Redshift is a full-fledged data warehouse that is very efficient in storing raw data and collecting data from various different sources. It is based on PostgreSQL version 8.0.2. This means that you can use regular SQL queries with Redshift.

The main benefit of using AWS Redshift is the cost-benefit to your business. The cost is one-fifth (about one-twentieth) of competitors such as Teradata and Oracle.

Amazon Redshift Spectrum

TL;DR - Using Amazon Redshift Spectrum, you can efficiently query and retrieve structured and semistructured data from files in Amazon S3 without having to load the data into Amazon Redshift tables.

Amazon Redshift Spectrum is a feature within Amazon Web ServicesRedshift data warehousing service that lets a data analyst conduct fast, complex analysis on objects stored on the AWS cloud.

With Redshift Spectrum, an analyst can perform SQL queries on data stored in Amazon S3 buckets. This can save time and money because it eliminates the need to move data from a storage service to a database, and instead directly queries data inside an S3 bucket. Redshift Spectrum also expands the scope of a given query because it extends beyond a user's existing Redshift data warehouse nodes and into large volumes of unstructured S3 data lakes.

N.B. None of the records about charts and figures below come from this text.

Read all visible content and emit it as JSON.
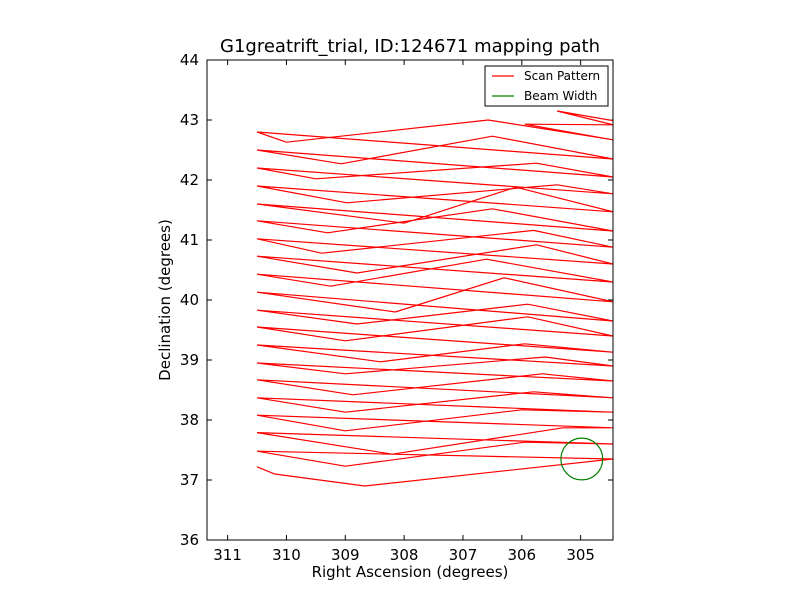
{
  "chart_data": {
    "type": "line",
    "title": "G1greatrift_trial, ID:124671 mapping path",
    "xlabel": "Right Ascension (degrees)",
    "ylabel": "Declination (degrees)",
    "xlim": [
      311.35,
      304.45
    ],
    "ylim": [
      36,
      44
    ],
    "xticks": [
      311,
      310,
      309,
      308,
      307,
      306,
      305
    ],
    "yticks": [
      36,
      37,
      38,
      39,
      40,
      41,
      42,
      43,
      44
    ],
    "grid": false,
    "legend_position": "top-right",
    "series": [
      {
        "name": "Scan Pattern",
        "color": "#ff0000",
        "points": [
          [
            310.5,
            37.22
          ],
          [
            310.2,
            37.1
          ],
          [
            308.67,
            36.9
          ],
          [
            304.45,
            37.35
          ],
          [
            310.5,
            37.48
          ],
          [
            309.0,
            37.23
          ],
          [
            305.95,
            37.63
          ],
          [
            304.45,
            37.6
          ],
          [
            310.5,
            37.79
          ],
          [
            308.2,
            37.43
          ],
          [
            305.3,
            37.87
          ],
          [
            304.45,
            37.87
          ],
          [
            310.5,
            38.08
          ],
          [
            309.0,
            37.82
          ],
          [
            306.0,
            38.17
          ],
          [
            304.45,
            38.13
          ],
          [
            310.5,
            38.37
          ],
          [
            309.0,
            38.13
          ],
          [
            305.8,
            38.47
          ],
          [
            304.45,
            38.37
          ],
          [
            310.5,
            38.67
          ],
          [
            308.87,
            38.42
          ],
          [
            305.65,
            38.77
          ],
          [
            304.45,
            38.65
          ],
          [
            310.5,
            38.95
          ],
          [
            309.0,
            38.77
          ],
          [
            305.6,
            39.05
          ],
          [
            304.45,
            38.9
          ],
          [
            310.5,
            39.25
          ],
          [
            308.4,
            38.97
          ],
          [
            305.95,
            39.27
          ],
          [
            304.45,
            39.13
          ],
          [
            310.5,
            39.55
          ],
          [
            309.0,
            39.32
          ],
          [
            305.9,
            39.72
          ],
          [
            304.45,
            39.4
          ],
          [
            310.5,
            39.83
          ],
          [
            308.8,
            39.6
          ],
          [
            305.9,
            39.93
          ],
          [
            304.45,
            39.65
          ],
          [
            310.5,
            40.13
          ],
          [
            308.15,
            39.8
          ],
          [
            306.3,
            40.37
          ],
          [
            304.45,
            39.97
          ],
          [
            310.5,
            40.43
          ],
          [
            309.25,
            40.23
          ],
          [
            306.6,
            40.68
          ],
          [
            304.45,
            40.3
          ],
          [
            310.5,
            40.73
          ],
          [
            308.8,
            40.45
          ],
          [
            305.75,
            40.92
          ],
          [
            304.45,
            40.6
          ],
          [
            310.5,
            41.02
          ],
          [
            309.4,
            40.78
          ],
          [
            305.8,
            41.16
          ],
          [
            304.45,
            40.88
          ],
          [
            310.5,
            41.32
          ],
          [
            309.3,
            41.12
          ],
          [
            306.5,
            41.52
          ],
          [
            304.45,
            41.15
          ],
          [
            310.5,
            41.6
          ],
          [
            308.0,
            41.28
          ],
          [
            306.1,
            41.88
          ],
          [
            304.45,
            41.47
          ],
          [
            310.5,
            41.9
          ],
          [
            308.97,
            41.62
          ],
          [
            305.4,
            41.92
          ],
          [
            304.45,
            41.77
          ],
          [
            310.5,
            42.2
          ],
          [
            309.5,
            42.02
          ],
          [
            305.75,
            42.28
          ],
          [
            304.45,
            42.05
          ],
          [
            310.5,
            42.5
          ],
          [
            309.07,
            42.27
          ],
          [
            306.5,
            42.73
          ],
          [
            304.45,
            42.35
          ],
          [
            310.5,
            42.8
          ],
          [
            310.0,
            42.63
          ],
          [
            306.57,
            43.0
          ],
          [
            304.45,
            42.67
          ],
          [
            305.95,
            42.93
          ],
          [
            304.45,
            42.92
          ],
          [
            305.4,
            43.15
          ],
          [
            304.45,
            42.99
          ]
        ]
      },
      {
        "name": "Beam Width",
        "color": "#008000",
        "shape": "circle",
        "center": [
          304.98,
          37.35
        ],
        "radius_deg": 0.355
      }
    ]
  }
}
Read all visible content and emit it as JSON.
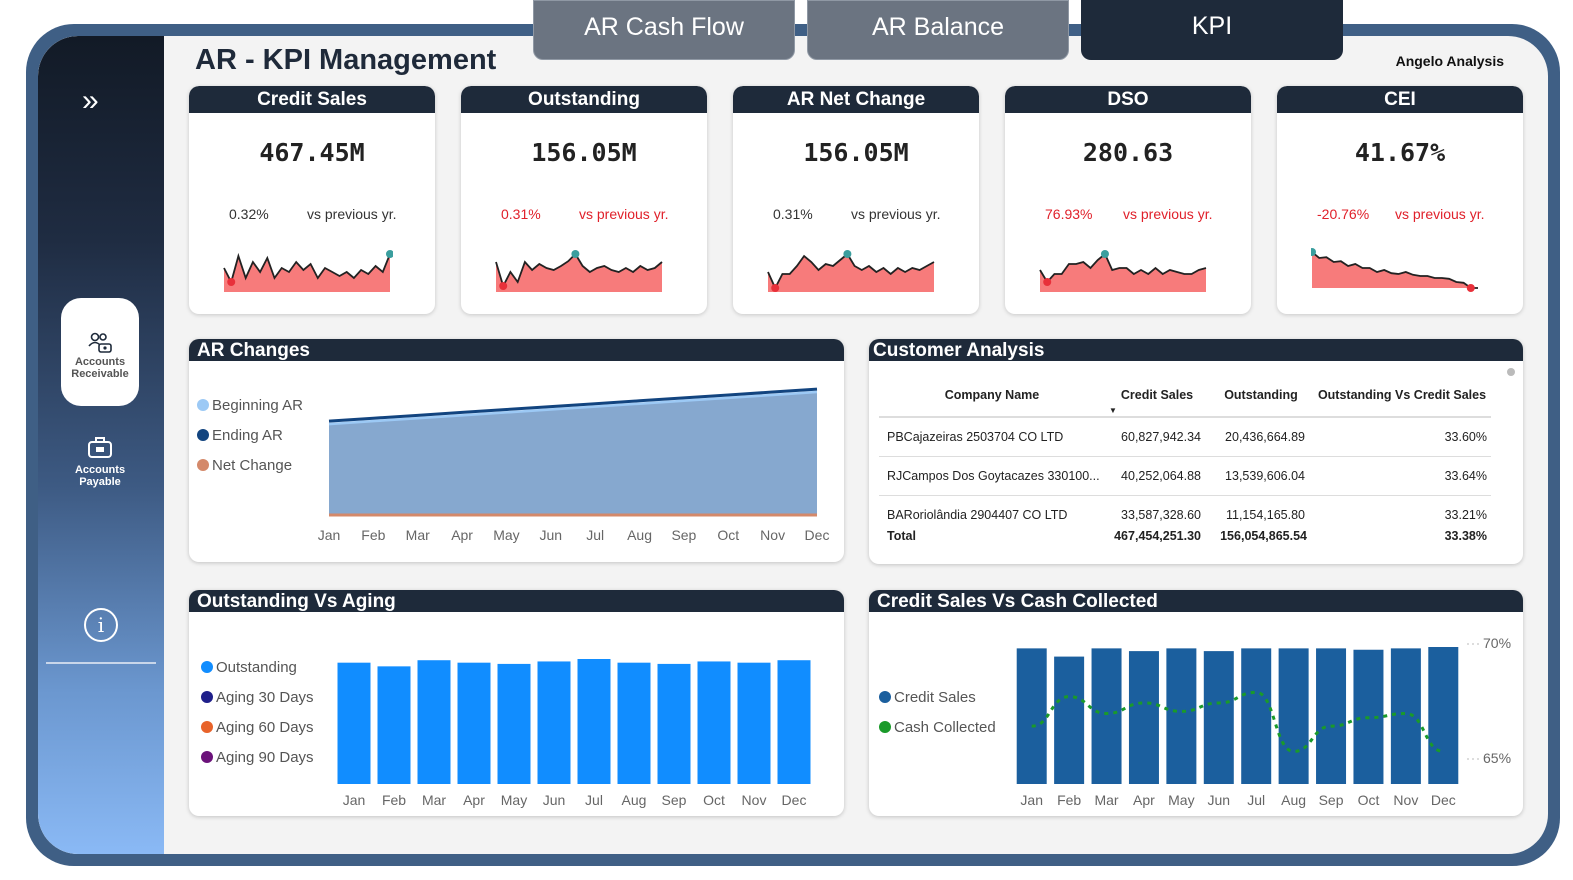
{
  "tabs": [
    {
      "label": "AR Cash Flow"
    },
    {
      "label": "AR Balance"
    },
    {
      "label": "KPI"
    }
  ],
  "page_title": "AR - KPI Management",
  "author": "Angelo Analysis",
  "sidebar": {
    "expand_glyph": "»",
    "items": [
      {
        "label_line1": "Accounts",
        "label_line2": "Receivable"
      },
      {
        "label_line1": "Accounts",
        "label_line2": "Payable"
      }
    ],
    "info_glyph": "i"
  },
  "kpis": [
    {
      "title": "Credit Sales",
      "value": "467.45M",
      "change": "0.32%",
      "compare": "vs previous yr.",
      "trend": "neutral"
    },
    {
      "title": "Outstanding",
      "value": "156.05M",
      "change": "0.31%",
      "compare": "vs previous yr.",
      "trend": "negative"
    },
    {
      "title": "AR Net Change",
      "value": "156.05M",
      "change": "0.31%",
      "compare": "vs previous yr.",
      "trend": "neutral"
    },
    {
      "title": "DSO",
      "value": "280.63",
      "change": "76.93%",
      "compare": "vs previous yr.",
      "trend": "negative"
    },
    {
      "title": "CEI",
      "value": "41.67%",
      "change": "-20.76%",
      "compare": "vs previous yr.",
      "trend": "negative"
    }
  ],
  "colors": {
    "navy": "#1e2a3a",
    "negative_red": "#e0202a",
    "spark_fill": "#f77b7b",
    "spark_high": "#3a9e9e",
    "spark_low": "#e8303a",
    "bar_blue": "#118dff",
    "bar_dark": "#1b5f9e",
    "cash_green": "#1a9a2a"
  },
  "panels": {
    "ar_changes": "AR Changes",
    "customer_analysis": "Customer Analysis",
    "outstanding_aging": "Outstanding Vs Aging",
    "credit_cash": "Credit Sales Vs Cash Collected"
  },
  "customer_table": {
    "headers": [
      "Company Name",
      "Credit Sales",
      "Outstanding",
      "Outstanding Vs Credit Sales"
    ],
    "rows": [
      [
        "PBCajazeiras 2503704 CO LTD",
        "60,827,942.34",
        "20,436,664.89",
        "33.60%"
      ],
      [
        "RJCampos Dos Goytacazes 330100...",
        "40,252,064.88",
        "13,539,606.04",
        "33.64%"
      ],
      [
        "BARoriolândia 2904407 CO LTD",
        "33,587,328.60",
        "11,154,165.80",
        "33.21%"
      ]
    ],
    "total": [
      "Total",
      "467,454,251.30",
      "156,054,865.54",
      "33.38%"
    ]
  },
  "chart_data": [
    {
      "type": "area",
      "title": "AR Changes",
      "categories": [
        "Jan",
        "Feb",
        "Mar",
        "Apr",
        "May",
        "Jun",
        "Jul",
        "Aug",
        "Sep",
        "Oct",
        "Nov",
        "Dec"
      ],
      "series": [
        {
          "name": "Beginning AR",
          "color": "#9cc9f5",
          "values": [
            100,
            103.2,
            106.4,
            109.6,
            112.8,
            116,
            119.2,
            122.4,
            125.6,
            128.8,
            132,
            135.2
          ]
        },
        {
          "name": "Ending AR",
          "color": "#12447f",
          "values": [
            103.2,
            106.4,
            109.6,
            112.8,
            116,
            119.2,
            122.4,
            125.6,
            128.8,
            132,
            135.2,
            138.4
          ]
        },
        {
          "name": "Net Change",
          "color": "#d4896a",
          "values": [
            0,
            0,
            0,
            0,
            0,
            0,
            0,
            0,
            0,
            0,
            0,
            0
          ]
        }
      ],
      "legend": "left"
    },
    {
      "type": "bar",
      "title": "Outstanding Vs Aging",
      "categories": [
        "Jan",
        "Feb",
        "Mar",
        "Apr",
        "May",
        "Jun",
        "Jul",
        "Aug",
        "Sep",
        "Oct",
        "Nov",
        "Dec"
      ],
      "series": [
        {
          "name": "Outstanding",
          "color": "#118dff",
          "values": [
            99,
            96,
            101,
            99,
            98,
            100,
            102,
            99,
            98,
            100,
            99,
            101
          ]
        },
        {
          "name": "Aging 30 Days",
          "color": "#1f1f8a",
          "values": [
            0,
            0,
            0,
            0,
            0,
            0,
            0,
            0,
            0,
            0,
            0,
            0
          ]
        },
        {
          "name": "Aging 60 Days",
          "color": "#e8632a",
          "values": [
            0,
            0,
            0,
            0,
            0,
            0,
            0,
            0,
            0,
            0,
            0,
            0
          ]
        },
        {
          "name": "Aging 90 Days",
          "color": "#6b127a",
          "values": [
            0,
            0,
            0,
            0,
            0,
            0,
            0,
            0,
            0,
            0,
            0,
            0
          ]
        }
      ],
      "legend": "left"
    },
    {
      "type": "bar",
      "title": "Credit Sales Vs Cash Collected",
      "categories": [
        "Jan",
        "Feb",
        "Mar",
        "Apr",
        "May",
        "Jun",
        "Jul",
        "Aug",
        "Sep",
        "Oct",
        "Nov",
        "Dec"
      ],
      "series": [
        {
          "name": "Credit Sales",
          "color": "#1b5f9e",
          "type": "bar",
          "values": [
            99,
            93,
            99,
            97,
            99,
            97,
            99,
            99,
            99,
            98,
            99,
            100
          ]
        },
        {
          "name": "Cash Collected",
          "color": "#1a9a2a",
          "type": "line",
          "axis": "right",
          "values": [
            66.2,
            67.6,
            66.8,
            67.3,
            66.9,
            67.3,
            67.8,
            65.0,
            66.2,
            66.6,
            66.8,
            65.0
          ]
        }
      ],
      "y2ticks": [
        "70%",
        "65%"
      ],
      "y2lim": [
        64.5,
        70
      ],
      "legend": "left"
    }
  ]
}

How Redshift Spectrum works

While Amazon Redshift handles “analytical workloads,” Spectrum is the “bridge” layer that provides Redshift an interface to S3 data. Redshift Spectrum must have a Redshift cluster and a connected SQL client. Multiple clusters can access the same S3 data set at the same time, but queries can only be conducted on data stored in the same AWS region.

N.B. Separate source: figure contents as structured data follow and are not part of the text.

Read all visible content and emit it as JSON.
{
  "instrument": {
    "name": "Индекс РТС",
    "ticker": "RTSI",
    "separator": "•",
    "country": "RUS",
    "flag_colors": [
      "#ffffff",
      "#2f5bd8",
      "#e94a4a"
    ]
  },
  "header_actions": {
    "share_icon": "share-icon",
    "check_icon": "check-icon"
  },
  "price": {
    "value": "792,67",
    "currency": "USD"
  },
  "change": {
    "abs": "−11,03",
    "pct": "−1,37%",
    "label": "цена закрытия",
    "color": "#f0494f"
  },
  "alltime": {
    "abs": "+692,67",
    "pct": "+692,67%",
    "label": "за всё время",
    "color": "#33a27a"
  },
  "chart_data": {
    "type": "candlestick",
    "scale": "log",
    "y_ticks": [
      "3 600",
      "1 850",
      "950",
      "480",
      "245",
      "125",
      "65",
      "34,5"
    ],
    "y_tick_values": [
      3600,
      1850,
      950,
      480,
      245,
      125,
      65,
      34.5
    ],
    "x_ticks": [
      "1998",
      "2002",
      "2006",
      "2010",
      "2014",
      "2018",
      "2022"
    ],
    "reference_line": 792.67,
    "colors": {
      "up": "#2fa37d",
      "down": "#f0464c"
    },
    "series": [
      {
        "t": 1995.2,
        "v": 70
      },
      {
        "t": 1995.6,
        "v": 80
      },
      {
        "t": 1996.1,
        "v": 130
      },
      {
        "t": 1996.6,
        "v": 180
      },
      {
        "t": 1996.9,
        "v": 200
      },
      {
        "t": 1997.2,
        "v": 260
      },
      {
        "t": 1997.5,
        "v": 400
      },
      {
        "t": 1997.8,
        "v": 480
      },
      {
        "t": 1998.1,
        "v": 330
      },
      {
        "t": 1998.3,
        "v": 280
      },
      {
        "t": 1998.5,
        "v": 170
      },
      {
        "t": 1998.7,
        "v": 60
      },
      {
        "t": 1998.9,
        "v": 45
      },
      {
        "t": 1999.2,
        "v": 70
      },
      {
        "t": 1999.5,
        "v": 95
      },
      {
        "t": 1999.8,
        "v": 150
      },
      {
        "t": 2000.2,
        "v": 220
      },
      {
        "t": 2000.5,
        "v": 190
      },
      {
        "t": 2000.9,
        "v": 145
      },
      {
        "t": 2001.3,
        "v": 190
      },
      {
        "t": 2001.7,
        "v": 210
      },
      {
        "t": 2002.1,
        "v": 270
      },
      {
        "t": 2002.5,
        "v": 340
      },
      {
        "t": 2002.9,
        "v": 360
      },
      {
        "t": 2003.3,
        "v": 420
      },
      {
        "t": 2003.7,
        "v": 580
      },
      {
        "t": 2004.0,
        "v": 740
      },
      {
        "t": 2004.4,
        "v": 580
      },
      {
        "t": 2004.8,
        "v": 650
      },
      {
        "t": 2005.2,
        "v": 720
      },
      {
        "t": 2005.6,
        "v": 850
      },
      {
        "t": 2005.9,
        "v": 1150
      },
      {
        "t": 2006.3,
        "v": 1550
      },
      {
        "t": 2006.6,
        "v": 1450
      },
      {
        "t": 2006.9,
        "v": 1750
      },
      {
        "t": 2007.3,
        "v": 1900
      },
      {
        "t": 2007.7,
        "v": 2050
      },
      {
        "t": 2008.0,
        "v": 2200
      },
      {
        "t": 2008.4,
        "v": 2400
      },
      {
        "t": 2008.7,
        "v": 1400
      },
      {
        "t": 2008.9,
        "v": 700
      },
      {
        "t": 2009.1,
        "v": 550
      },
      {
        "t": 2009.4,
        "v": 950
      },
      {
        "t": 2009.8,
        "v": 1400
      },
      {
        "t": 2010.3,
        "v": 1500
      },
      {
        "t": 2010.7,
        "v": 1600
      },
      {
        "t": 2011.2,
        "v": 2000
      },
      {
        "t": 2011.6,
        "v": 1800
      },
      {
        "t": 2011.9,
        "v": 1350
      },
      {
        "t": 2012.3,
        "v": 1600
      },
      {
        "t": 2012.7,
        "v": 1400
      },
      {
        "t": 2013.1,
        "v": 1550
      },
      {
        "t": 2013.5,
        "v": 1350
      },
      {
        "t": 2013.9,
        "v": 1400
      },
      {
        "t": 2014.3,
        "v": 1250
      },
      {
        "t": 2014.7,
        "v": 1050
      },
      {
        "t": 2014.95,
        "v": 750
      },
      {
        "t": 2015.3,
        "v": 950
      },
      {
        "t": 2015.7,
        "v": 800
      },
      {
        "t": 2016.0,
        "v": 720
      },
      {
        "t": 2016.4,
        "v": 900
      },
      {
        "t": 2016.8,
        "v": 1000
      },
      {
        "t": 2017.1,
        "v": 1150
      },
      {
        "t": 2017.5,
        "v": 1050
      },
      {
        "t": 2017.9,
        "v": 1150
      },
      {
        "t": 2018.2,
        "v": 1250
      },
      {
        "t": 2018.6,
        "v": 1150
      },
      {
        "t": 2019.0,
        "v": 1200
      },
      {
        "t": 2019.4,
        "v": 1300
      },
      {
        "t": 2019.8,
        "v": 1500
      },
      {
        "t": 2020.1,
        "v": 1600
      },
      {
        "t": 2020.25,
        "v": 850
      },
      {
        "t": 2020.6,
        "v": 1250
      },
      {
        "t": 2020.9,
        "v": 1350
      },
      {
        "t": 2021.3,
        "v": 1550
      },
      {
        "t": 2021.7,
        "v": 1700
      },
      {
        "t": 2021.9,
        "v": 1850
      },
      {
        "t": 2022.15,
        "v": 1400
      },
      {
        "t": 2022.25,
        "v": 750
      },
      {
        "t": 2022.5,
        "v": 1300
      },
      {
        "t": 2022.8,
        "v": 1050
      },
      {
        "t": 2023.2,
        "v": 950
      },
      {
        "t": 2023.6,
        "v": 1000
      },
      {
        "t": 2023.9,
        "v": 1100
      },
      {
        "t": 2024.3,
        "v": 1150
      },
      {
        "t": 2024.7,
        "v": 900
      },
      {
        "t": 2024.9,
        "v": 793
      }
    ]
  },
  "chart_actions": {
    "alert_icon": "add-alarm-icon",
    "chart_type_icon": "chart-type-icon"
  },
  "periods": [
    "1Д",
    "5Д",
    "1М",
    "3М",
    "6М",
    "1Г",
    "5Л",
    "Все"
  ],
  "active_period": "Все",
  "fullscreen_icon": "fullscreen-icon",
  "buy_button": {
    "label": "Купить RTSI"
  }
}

Redshift Spectrum can be used in conjunction with any other AWS compute service with direct S3 access, including Amazon Athena, as well as Amazon Elastic Map Reduce for Apache SparkApache Hive and Presto.

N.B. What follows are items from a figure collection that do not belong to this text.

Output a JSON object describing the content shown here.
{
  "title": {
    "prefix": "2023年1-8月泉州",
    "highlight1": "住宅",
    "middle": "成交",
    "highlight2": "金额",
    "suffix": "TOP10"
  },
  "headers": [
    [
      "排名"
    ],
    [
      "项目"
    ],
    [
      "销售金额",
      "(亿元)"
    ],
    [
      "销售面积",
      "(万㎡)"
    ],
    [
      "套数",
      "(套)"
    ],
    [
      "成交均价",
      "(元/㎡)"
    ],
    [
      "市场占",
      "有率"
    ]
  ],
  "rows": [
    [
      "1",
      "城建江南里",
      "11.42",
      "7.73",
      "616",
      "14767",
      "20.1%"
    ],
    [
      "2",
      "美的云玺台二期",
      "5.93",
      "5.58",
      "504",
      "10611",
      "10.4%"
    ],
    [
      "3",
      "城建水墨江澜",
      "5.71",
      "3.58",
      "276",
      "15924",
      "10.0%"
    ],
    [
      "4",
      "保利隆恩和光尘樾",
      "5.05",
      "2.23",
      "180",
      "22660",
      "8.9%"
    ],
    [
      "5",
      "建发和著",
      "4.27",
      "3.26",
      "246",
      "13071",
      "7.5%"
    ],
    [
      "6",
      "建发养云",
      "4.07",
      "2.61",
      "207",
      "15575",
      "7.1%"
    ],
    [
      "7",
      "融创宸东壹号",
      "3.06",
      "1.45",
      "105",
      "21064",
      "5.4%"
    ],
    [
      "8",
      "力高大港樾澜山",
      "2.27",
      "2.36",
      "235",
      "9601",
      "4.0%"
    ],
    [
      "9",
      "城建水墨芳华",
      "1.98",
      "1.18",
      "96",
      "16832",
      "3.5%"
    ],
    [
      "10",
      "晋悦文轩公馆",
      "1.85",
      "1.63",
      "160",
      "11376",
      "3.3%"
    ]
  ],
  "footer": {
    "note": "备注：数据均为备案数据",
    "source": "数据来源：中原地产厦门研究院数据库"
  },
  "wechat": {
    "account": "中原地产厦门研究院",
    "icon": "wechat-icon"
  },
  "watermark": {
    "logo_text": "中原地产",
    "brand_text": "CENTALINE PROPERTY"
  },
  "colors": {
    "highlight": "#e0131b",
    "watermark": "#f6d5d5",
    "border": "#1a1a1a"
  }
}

The following image depicts the relationship between these services.

redshift-relationship

Source: Optimizing Data Query Processing and Storage — Redshift vs. Redshift Spectrum

Data catalog

Data catalog holds the data schema definition of the organization data stored in S3 Data lakes and it is the central repositories of metadata of the data assets. AWS glue, Athena data catalog, Hive metastore (Amazon EMR) are the various options available in the catalog.

Amazon Redshift and Redshift Spectrum Architecture

Amazon Redshift

Redshift architecture consists of two or more Computing Nodes that are connected to a Leader Node. All the communication between client applications and Cluster only happens through the Leader Node.

NodeRelationships

Source: Amazon Redshift Spectrum Extends Data Warehousing Out to Exabytes—No Loading Required

Amazon Redshift Spectrum

Redshift spectrum works on top of redshift architecture. It is added after the storage Phase. This is clearly depicted in the diagram below.

redshift_spectrum

Source: Amazon Redshift Spectrum Extends Data Warehousing Out to Exabytes—No Loading Required

Redshift Spectrum vs. Athena

Amazon Athena is similar to Redshift Spectrum, though the two services typically address different needs. An analyst that already works with Redshift will benefit most from Redshift Spectrum because it can quickly access data in the cluster and extend out to infrequently accessed, external tables in S3. It's also better suited for fast, complex queries on multiple data sets.

Alternatively, Athena is a simpler way to run interactive, ad hoc queries on data stored in S3. It doesn't require any cluster management, and an analyst only needs to define a table to make a standard SQL query.

Other cloud vendors also offer similar services, such as Google BigQuery and Microsoft Azure SQL Data Warehouse.